Michele Marangon per Il Corriere della Sera Roma
Quintali di pesce morto, stordito, agonizzante: anguille, meduse, orate e spigole che sembrano ustionate. Il risveglio al lago di Sabaudia, in particolare lungo il canale romano che sbocca a Torre Paola, è avvenuto nel segno dell’ennesima emergenza. Brutto spettacolo per turisti ed escursionisti che si erano riversati al Circeo. «Abbiamo campionato l’acqua e varie specie di pesci morti – ha detto Andrea Bazuro, amministratore della Comunione eredi Scalfati – faremo le analisi e denunceremo tutto alle autorità competenti». Un fenomeno di questo tipo, dopo le morie per anossia nel lago ed il manifestarsi di coltri schiumose dovute ad alcune sostanze chimiche – in particolare saponi – pare nuovo e ancor più preoccupante.
Un biologo esperto delle dinamiche lacustri, Armando Macali, sostiene che la fonte inquinante sia arrivata dal mare. «Osservando le lesioni – dice Macali – è fuori dubbio che i pesci siano stati investiti dall’ondata di un agente chimico estremamente aggressivo.

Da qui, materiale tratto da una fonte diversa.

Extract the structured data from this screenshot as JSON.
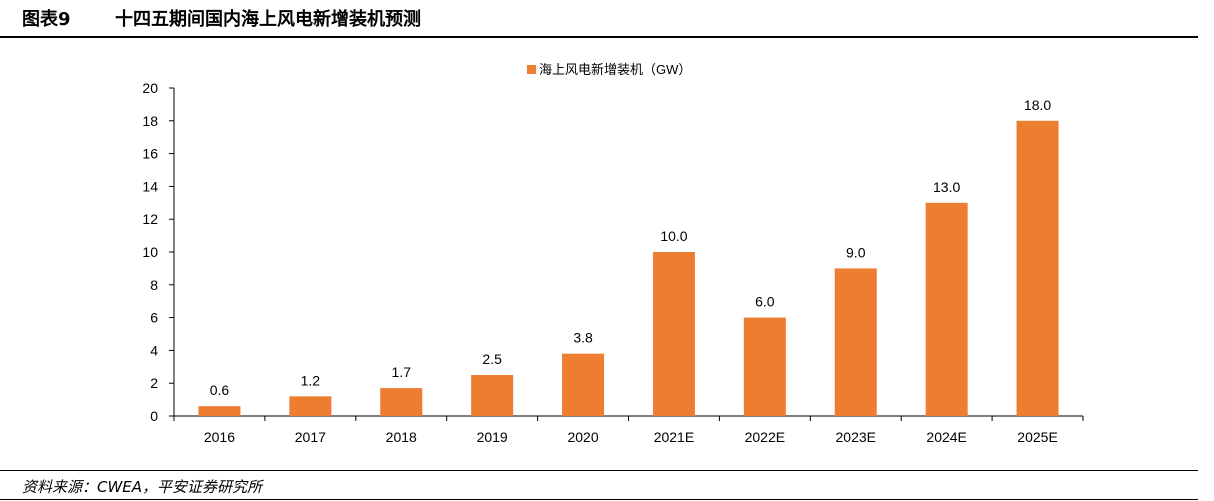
{
  "header": {
    "figure_label": "图表9",
    "title": "十四五期间国内海上风电新增装机预测"
  },
  "footer": {
    "source": "资料来源：CWEA，平安证券研究所"
  },
  "colors": {
    "bar": "#ED7D31",
    "axis": "#000000"
  },
  "chart_data": {
    "type": "bar",
    "title": "",
    "xlabel": "",
    "ylabel": "",
    "categories": [
      "2016",
      "2017",
      "2018",
      "2019",
      "2020",
      "2021E",
      "2022E",
      "2023E",
      "2024E",
      "2025E"
    ],
    "series": [
      {
        "name": "海上风电新增装机（GW）",
        "values": [
          0.6,
          1.2,
          1.7,
          2.5,
          3.8,
          10.0,
          6.0,
          9.0,
          13.0,
          18.0
        ],
        "labels": [
          "0.6",
          "1.2",
          "1.7",
          "2.5",
          "3.8",
          "10.0",
          "6.0",
          "9.0",
          "13.0",
          "18.0"
        ]
      }
    ],
    "yticks": [
      "0",
      "2",
      "4",
      "6",
      "8",
      "10",
      "12",
      "14",
      "16",
      "18",
      "20"
    ],
    "ylim": [
      0,
      20
    ],
    "grid": false,
    "legend": "top-center"
  }
}
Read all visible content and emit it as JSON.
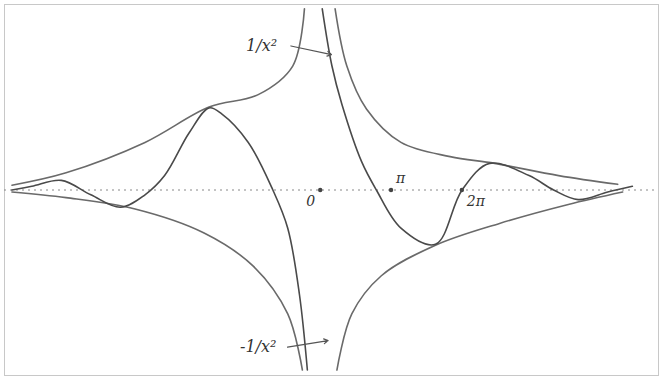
{
  "chart_data": {
    "type": "line",
    "xlim": [
      -14,
      15
    ],
    "ylim": [
      -8.5,
      8.5
    ],
    "xticks": [
      {
        "value": 0,
        "label": "0"
      },
      {
        "value": 3.14,
        "label": "π"
      },
      {
        "value": 6.28,
        "label": "2π"
      }
    ],
    "tick_labels": "x",
    "series": [
      {
        "name": "1/x²",
        "color": "#6a6a6a",
        "x": [
          -13.67,
          -11.27,
          -7.77,
          -4.93,
          -2.75,
          -1.22,
          -0.7,
          0,
          0.66,
          1.18,
          2.05,
          3.58,
          5.76,
          7.73,
          10.57,
          13.19
        ],
        "values": [
          0.22,
          0.79,
          2.18,
          3.8,
          4.37,
          5.68,
          8.3,
          null,
          8.3,
          5.68,
          3.71,
          2.18,
          1.53,
          1.22,
          0.66,
          0.26
        ]
      },
      {
        "name": "-1/x²",
        "color": "#6a6a6a",
        "x": [
          -13.67,
          -11.27,
          -8.21,
          -5.15,
          -2.97,
          -1.44,
          -0.79,
          0,
          0.74,
          1.4,
          2.71,
          5.11,
          7.95,
          11.0,
          13.41
        ],
        "values": [
          -0.09,
          -0.35,
          -0.87,
          -1.97,
          -3.49,
          -5.68,
          -8.25,
          null,
          -8.25,
          -5.68,
          -3.93,
          -2.53,
          -1.53,
          -0.66,
          -0.09
        ]
      },
      {
        "color": "#4a4a4a",
        "x": [
          -13.67,
          -12.79,
          -11.48,
          -10.17,
          -8.86,
          -7.77,
          -6.9,
          -5.81,
          -4.93,
          -4.37,
          -3.19,
          -2.1,
          -1.44,
          -0.92,
          -0.57,
          0,
          0.09,
          0.52,
          0.96,
          1.83,
          2.49,
          3.58,
          5.11,
          6.29,
          7.51,
          9.26,
          10.35,
          11.44,
          12.75,
          13.84
        ],
        "values": [
          0,
          0.17,
          0.44,
          -0.22,
          -0.79,
          -0.22,
          0.66,
          2.62,
          3.76,
          3.49,
          2.18,
          0,
          -1.75,
          -4.8,
          -8.25,
          null,
          8.3,
          5.68,
          3.93,
          1.31,
          0,
          -1.75,
          -2.49,
          0,
          1.22,
          0.66,
          0,
          -0.44,
          -0.09,
          0.17
        ]
      }
    ],
    "annotations": [
      {
        "text": "1/x²",
        "x": -2.6,
        "y": 6.6
      },
      {
        "text": "-1/x²",
        "x": -2.75,
        "y": -7.2
      }
    ]
  }
}
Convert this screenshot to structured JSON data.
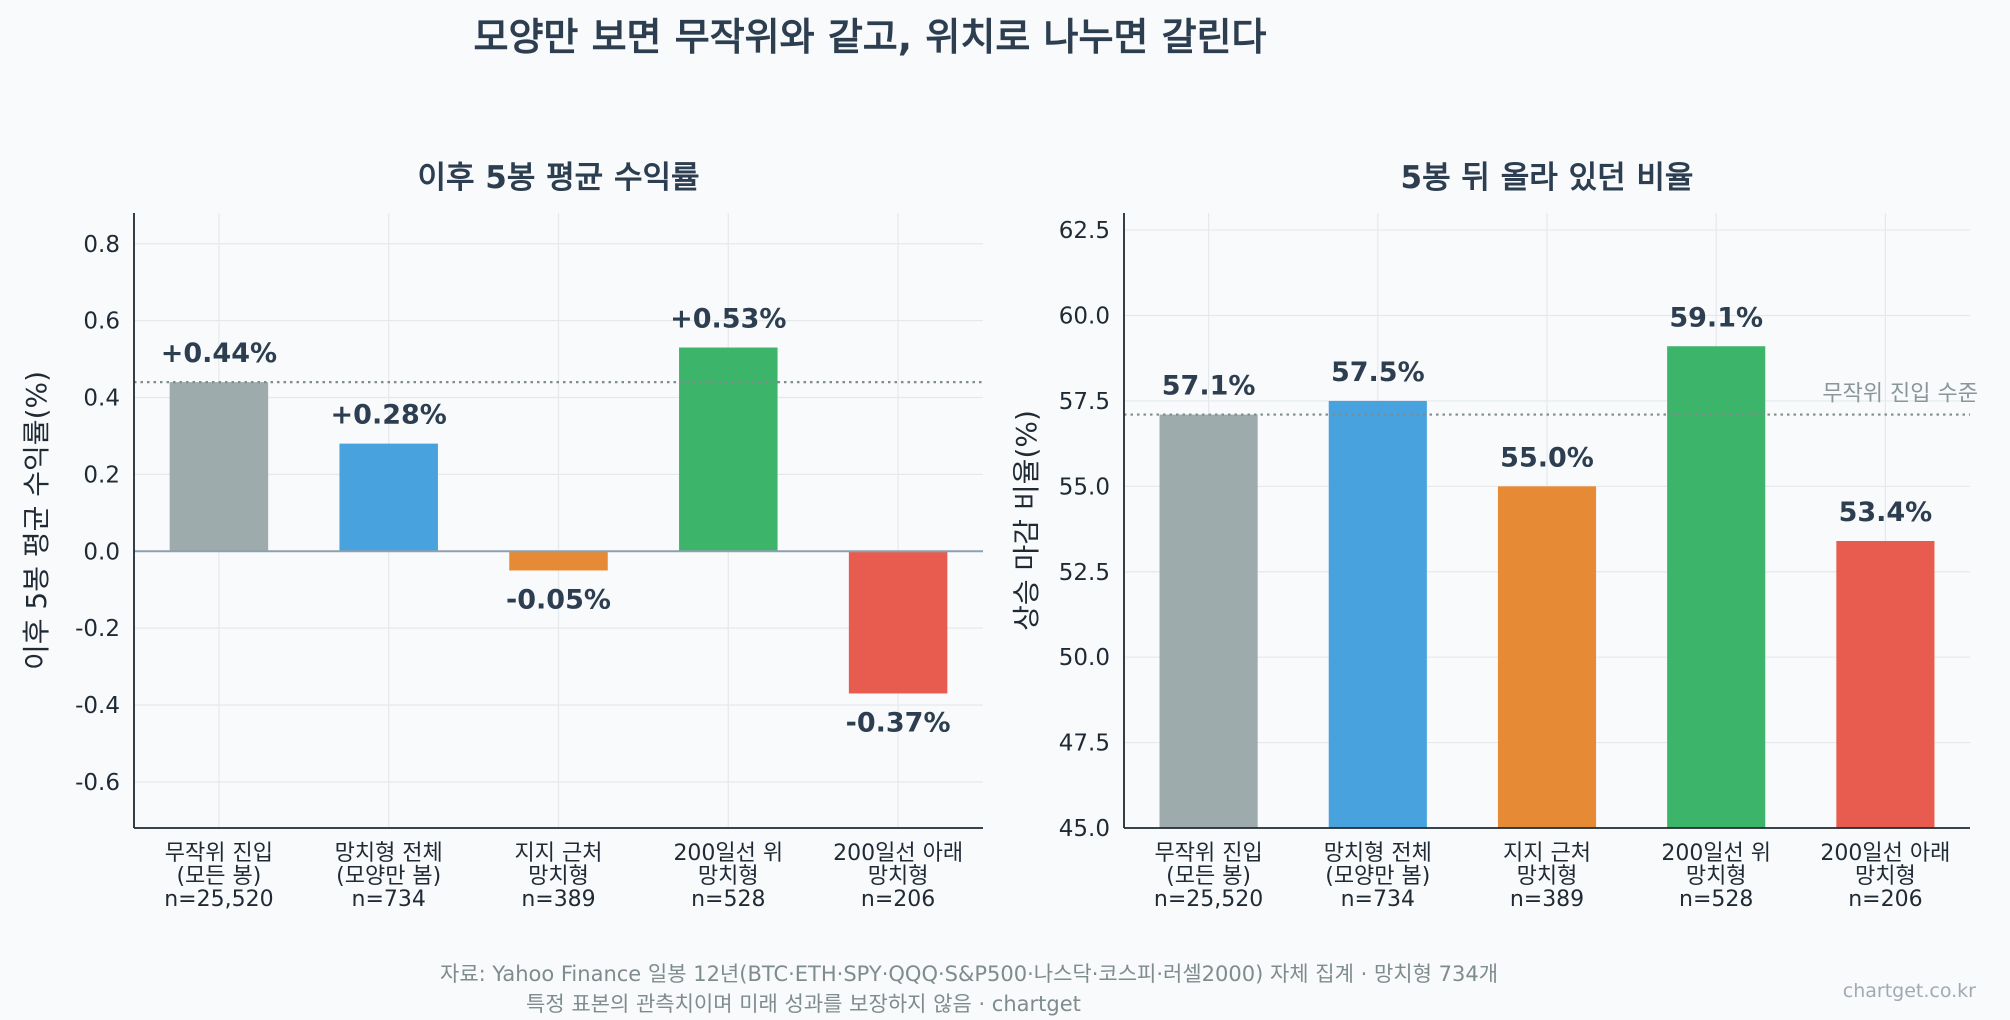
{
  "main_title": "모양만 보면 무작위와 같고, 위치로 나누면 갈린다",
  "colors": {
    "gray": "#9eabac",
    "blue": "#47a2de",
    "orange": "#e68a36",
    "green": "#3cb56a",
    "red": "#e85c4f",
    "text": "#2c3e50",
    "ref_line": "#7f8c8d"
  },
  "chart_data": [
    {
      "type": "bar",
      "title": "이후 5봉 평균 수익률",
      "ylabel": "이후 5봉 평균 수익률(%)",
      "xlabel": "",
      "ylim": [
        -0.72,
        0.88
      ],
      "yticks": [
        -0.6,
        -0.4,
        -0.2,
        0.0,
        0.2,
        0.4,
        0.6,
        0.8
      ],
      "ytick_labels": [
        "-0.6",
        "-0.4",
        "-0.2",
        "0.0",
        "0.2",
        "0.4",
        "0.6",
        "0.8"
      ],
      "categories": [
        [
          "무작위 진입",
          "(모든 봉)",
          "n=25,520"
        ],
        [
          "망치형 전체",
          "(모양만 봄)",
          "n=734"
        ],
        [
          "지지 근처",
          "망치형",
          "n=389"
        ],
        [
          "200일선 위",
          "망치형",
          "n=528"
        ],
        [
          "200일선 아래",
          "망치형",
          "n=206"
        ]
      ],
      "values": [
        0.44,
        0.28,
        -0.05,
        0.53,
        -0.37
      ],
      "value_labels": [
        "+0.44%",
        "+0.28%",
        "-0.05%",
        "+0.53%",
        "-0.37%"
      ],
      "bar_colors": [
        "gray",
        "blue",
        "orange",
        "green",
        "red"
      ],
      "reference_line": {
        "value": 0.44,
        "label": ""
      },
      "zero_line": true,
      "grid": true
    },
    {
      "type": "bar",
      "title": "5봉 뒤 올라 있던 비율",
      "ylabel": "상승 마감 비율(%)",
      "xlabel": "",
      "ylim": [
        45.0,
        63.0
      ],
      "yticks": [
        45.0,
        47.5,
        50.0,
        52.5,
        55.0,
        57.5,
        60.0,
        62.5
      ],
      "ytick_labels": [
        "45.0",
        "47.5",
        "50.0",
        "52.5",
        "55.0",
        "57.5",
        "60.0",
        "62.5"
      ],
      "categories": [
        [
          "무작위 진입",
          "(모든 봉)",
          "n=25,520"
        ],
        [
          "망치형 전체",
          "(모양만 봄)",
          "n=734"
        ],
        [
          "지지 근처",
          "망치형",
          "n=389"
        ],
        [
          "200일선 위",
          "망치형",
          "n=528"
        ],
        [
          "200일선 아래",
          "망치형",
          "n=206"
        ]
      ],
      "values": [
        57.1,
        57.5,
        55.0,
        59.1,
        53.4
      ],
      "value_labels": [
        "57.1%",
        "57.5%",
        "55.0%",
        "59.1%",
        "53.4%"
      ],
      "bar_colors": [
        "gray",
        "blue",
        "orange",
        "green",
        "red"
      ],
      "reference_line": {
        "value": 57.1,
        "label": "무작위 진입 수준"
      },
      "zero_line": false,
      "grid": true
    }
  ],
  "footer": {
    "source_line1": "자료: Yahoo Finance 일봉 12년(BTC·ETH·SPY·QQQ·S&P500·나스닥·코스피·러셀2000) 자체 집계 · 망치형 734개",
    "source_line2": "특정 표본의 관측치이며 미래 성과를 보장하지 않음 · chartget",
    "watermark": "chartget.co.kr"
  }
}
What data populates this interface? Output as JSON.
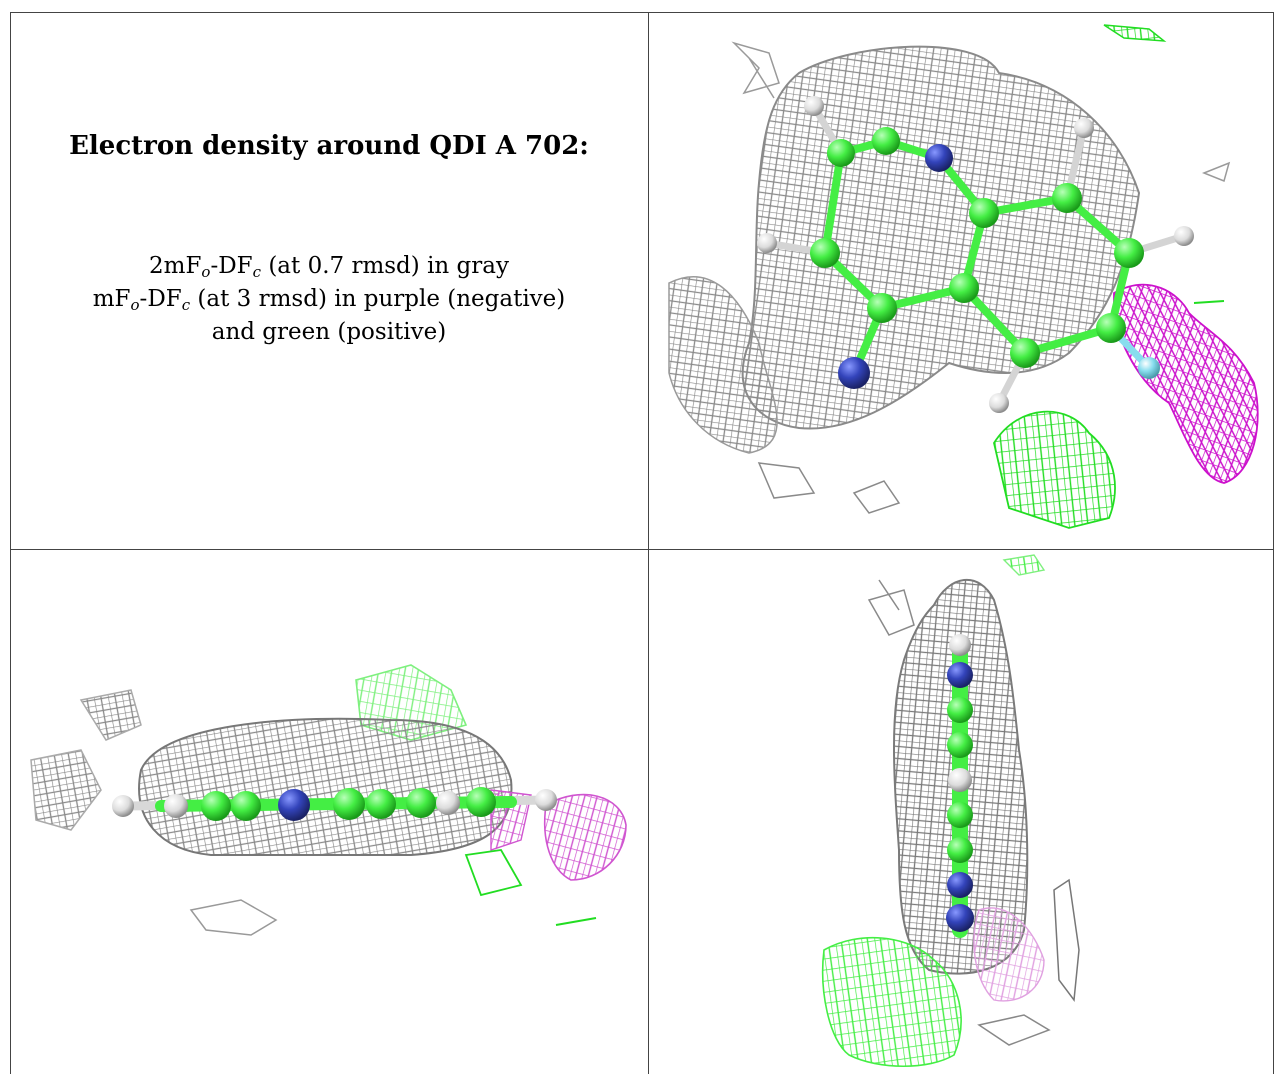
{
  "caption": {
    "title": "Electron density around QDI A 702:",
    "line1": {
      "prefix": "2mF",
      "sub1": "o",
      "mid": "-DF",
      "sub2": "c",
      "suffix": " (at 0.7 rmsd) in gray"
    },
    "line2": {
      "prefix": "mF",
      "sub1": "o",
      "mid": "-DF",
      "sub2": "c",
      "suffix": " (at 3 rmsd) in purple (negative)"
    },
    "line3": "and green (positive)"
  },
  "colors": {
    "positive_density": "#22dd22",
    "negative_density": "#cc11cc",
    "map_2fofc": "#9a9a9a",
    "carbon": "#44ee44",
    "nitrogen": "#3344bb",
    "hydrogen": "#e8e8e8",
    "halogen": "#88ddee"
  },
  "panels": [
    {
      "view": "top-view-ligand-density"
    },
    {
      "view": "side-view-ligand-density"
    },
    {
      "view": "edge-view-ligand-density"
    }
  ]
}
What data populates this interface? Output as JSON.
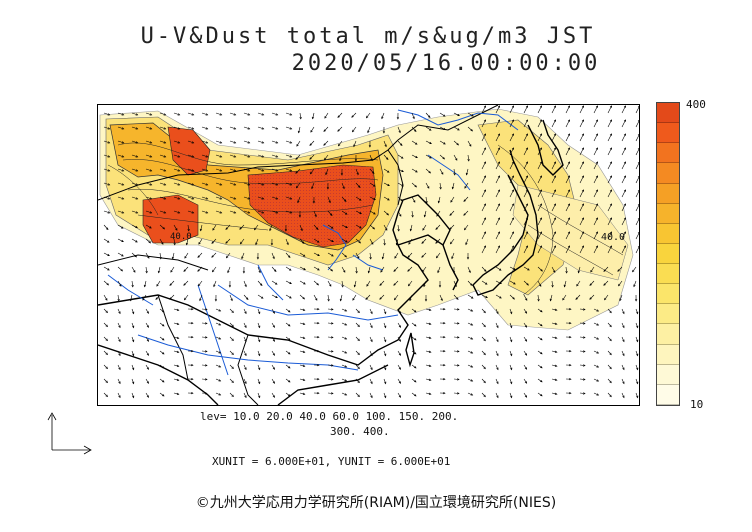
{
  "title": {
    "line1": "U-V&Dust total m/s&ug/m3 JST",
    "line2": "2020/05/16.00:00:00"
  },
  "colorbar": {
    "top_label": "400",
    "bottom_label": "10",
    "colors": [
      "#e34a1a",
      "#ef5a1c",
      "#f2731f",
      "#f48a22",
      "#f5a025",
      "#f6b32b",
      "#f8c532",
      "#f9d43d",
      "#fadd52",
      "#fbe56a",
      "#fceb86",
      "#fdf0a3",
      "#fef5be",
      "#fef9d6",
      "#fffce8"
    ]
  },
  "map_labels": {
    "contour_label_a": "40.0",
    "contour_label_b": "40.0"
  },
  "levels": {
    "line1": "lev= 10.0 20.0 40.0 60.0 100. 150. 200.",
    "line2": "300. 400."
  },
  "units": "XUNIT = 6.000E+01, YUNIT = 6.000E+01",
  "copyright": "©九州大学応用力学研究所(RIAM)/国立環境研究所(NIES)"
}
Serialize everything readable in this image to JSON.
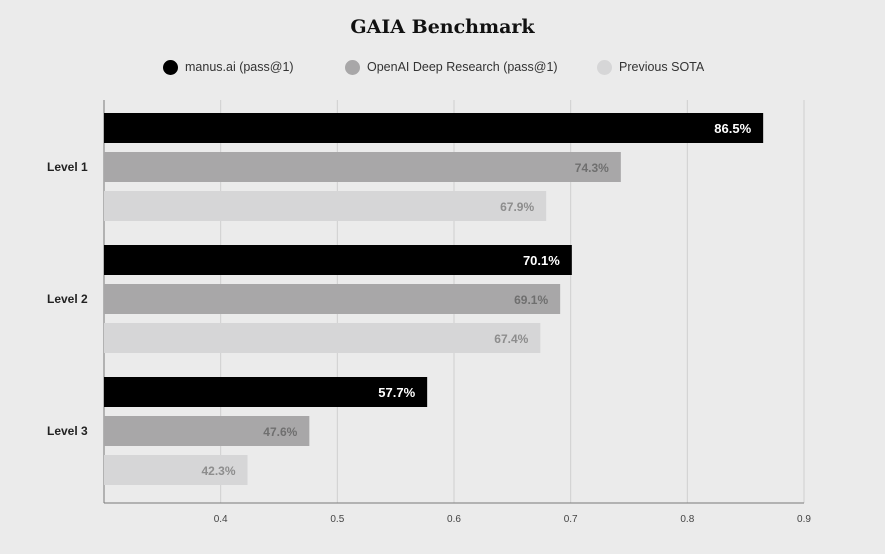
{
  "chart_data": {
    "type": "bar",
    "orientation": "horizontal",
    "title": "GAIA Benchmark",
    "categories": [
      "Level 1",
      "Level 2",
      "Level 3"
    ],
    "series": [
      {
        "name": "manus.ai (pass@1)",
        "color": "#000000",
        "label_color": "#ffffff",
        "values": [
          0.865,
          0.701,
          0.577
        ],
        "labels": [
          "86.5%",
          "70.1%",
          "57.7%"
        ]
      },
      {
        "name": "OpenAI Deep Research (pass@1)",
        "color": "#a8a7a8",
        "label_color": "#6f6f6f",
        "values": [
          0.743,
          0.691,
          0.476
        ],
        "labels": [
          "74.3%",
          "69.1%",
          "47.6%"
        ]
      },
      {
        "name": "Previous SOTA",
        "color": "#d6d6d7",
        "label_color": "#8d8d8d",
        "values": [
          0.679,
          0.674,
          0.423
        ],
        "labels": [
          "67.9%",
          "67.4%",
          "42.3%"
        ]
      }
    ],
    "xlim": [
      0.3,
      0.9
    ],
    "xticks": [
      "0.4",
      "0.5",
      "0.6",
      "0.7",
      "0.8",
      "0.9"
    ],
    "xlabel": "",
    "ylabel": "",
    "grid": "vertical",
    "legend_position": "top-center"
  }
}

I pesci avevano le mucose arrossate, l’epidermide lesionata. Altri erano agonizzanti. Penso possa trattarsi dell’azione di un rifiuto presente in elevatissima concentrazione. Una vicenda non scaturita per ragioni naturali: nel lago non vi erano infatti esemplari morti, che invece sono stati rinvenuti nel canale. I pesci, travolti dall’agente inquinante, non si sono potuti rifugiare nelle acque interne poiché bloccati dalle paratie». Toma alla ribalta la questione ambientale del lago di Paola. «Come si può pensare a sviluppare l’economia turistica, agricola e sportiva – si chiede Anna Scalfati – se non si arriva a punire chi inquina?»